Additional Organizations to Consult

Achieve: Future Ready Project:

From the website:
Achieve provides state and local college- and career-ready stakeholders with the information, strategies, messages, and tools needed to effectively make the case for college- and career-ready agenda in their states.

College and Career Readiness and Success Center

From the website:
The College and Career Readiness and Success Center (CCRS Center) is dedicated to ensuring all students graduate high school ready for college and career success. The mission of the CCRS Center is to serve Regional Comprehensive Centers in building the capacity of states to effectively implement initiatives for college and career readiness and success. Through technical assistance delivery and supporting resources, the CCRS Center provides customized support that facilitates the continuous design, implementation, and improvement of college and career readiness priorities.

National PTA:

From the website:
PTA's mission is to make every child's potential a reality by engaging and empowering families and communities to advocate for all children.


Keywords and Search Strings

The following keywords and search strings were used to search the reference databases and other sources:

  • (“Parent perspective” OR “parent survey” OR ““parent perceptions” OR parent) AND (college OR postsecondary OR higher education) AND barriers AND (application OR enrollment OR persistence OR access)

Databases and Resources

We searched ERIC, a free online library of more than 1.6 million citations of education research sponsored by the Institute of Education Sciences (IES), for relevant resources. Additionally, we searched the academic database ProQuest, Google Scholar, and the commercial search engine Google.

Reference Search and Selection Criteria

In reviewing resources, Reference Desk researchers consider—among other things—these four factors:

  • Date of the publication: Searches cover the most current information (i.e., within the last ten years), except in the case of nationally known seminal resources.
  • Search priorities of reference sources: Search priorities include IES, nationally funded, and certain other vetted sources known for strict attention to research protocols. Applicable resources must be publicly available online and in English.
  • Methodology: The following methodological priorities/considerations guide the review and selection of the references: (a) study types—randomized controlled trials, quasi experiments, surveys, descriptive data analyses, literature reviews, policy briefs, etc., generally in this order; (b) target population, samples (representativeness of the target population, sample size, volunteered or randomly selected), study duration, etc.; (c) limitations, generalizability of the findings and conclusions, etc.
  • Existing knowledge base: Vetted resources (e.g., peer-reviewed research journals) are the primary focus, but the research base is occasionally slim or nonexistent. In those cases, the best resources available may include, for example, reports, white papers, guides, reviews in non-peer-reviewed journals, newspaper articles, interviews with content specialists, and organization websites.

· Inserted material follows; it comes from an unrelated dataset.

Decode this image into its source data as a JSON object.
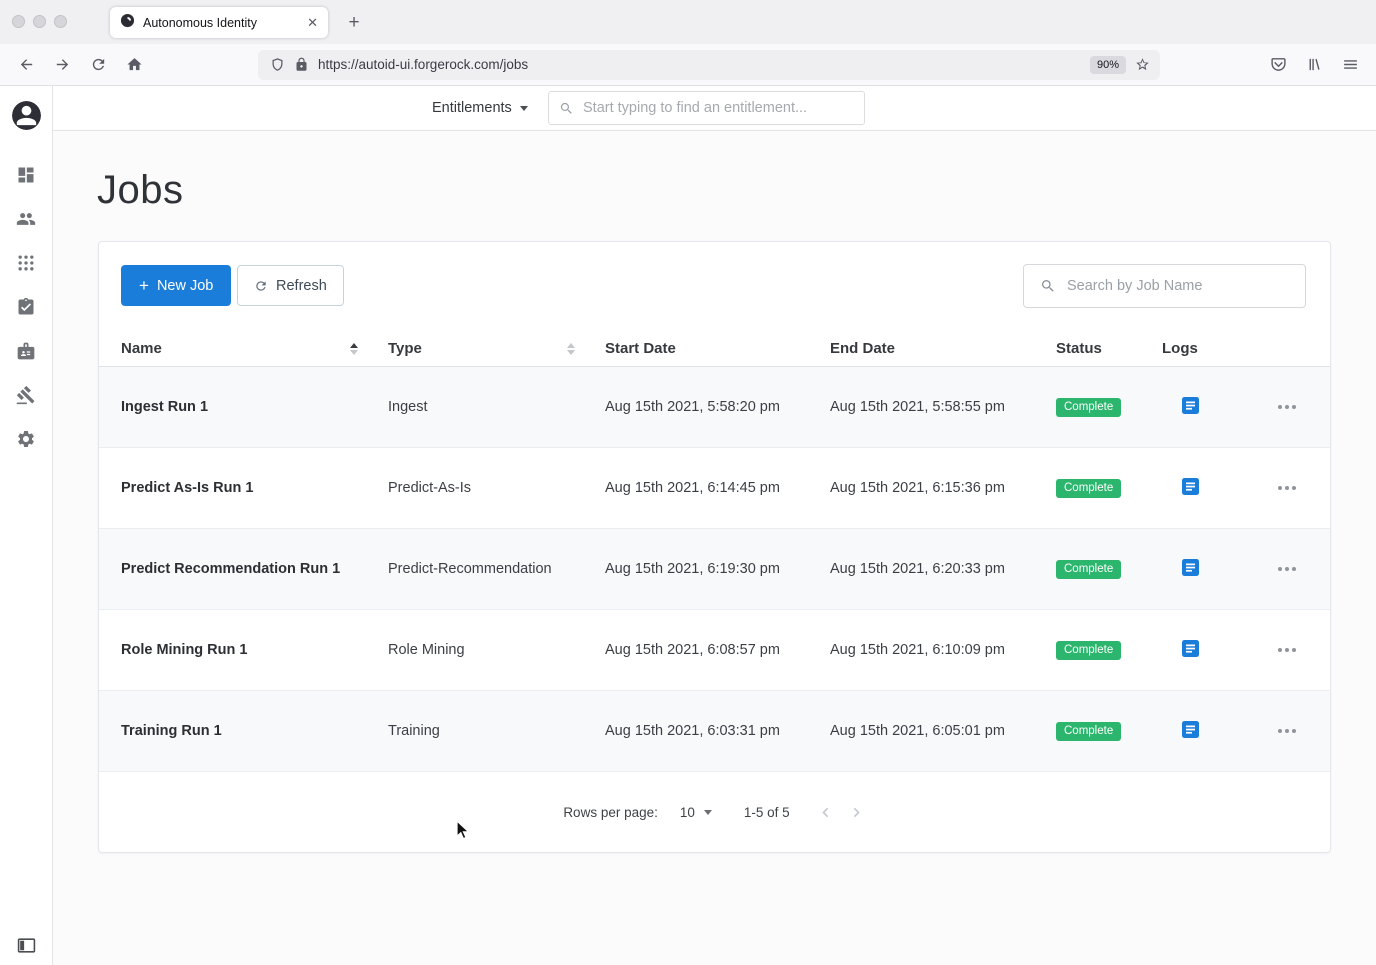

Resources included in this document were last accessed on June 4, 2018. URLs, descriptions, and content included here were current at that time.

This memorandum is one in a series of quick-turnaround responses to specific questions posed by educational stakeholders in the Appalachian Region (Kentucky, Tennessee, Virginia, and West Virginia), which is served by the Regional Educational Laboratory Appalachia (REL AP) at SRI International. This Ask A REL response was developed by REL AP under Contract ED-IES-17-C-0004 from the U.S. Department of Education, Institute of Education Sciences, administered by SRI International. The content does not necessarily reflect the views or policies of IES or the U.S. Department of Education, nor does mention of trade names, commercial products, or organizations imply endorsement by the U.S. government.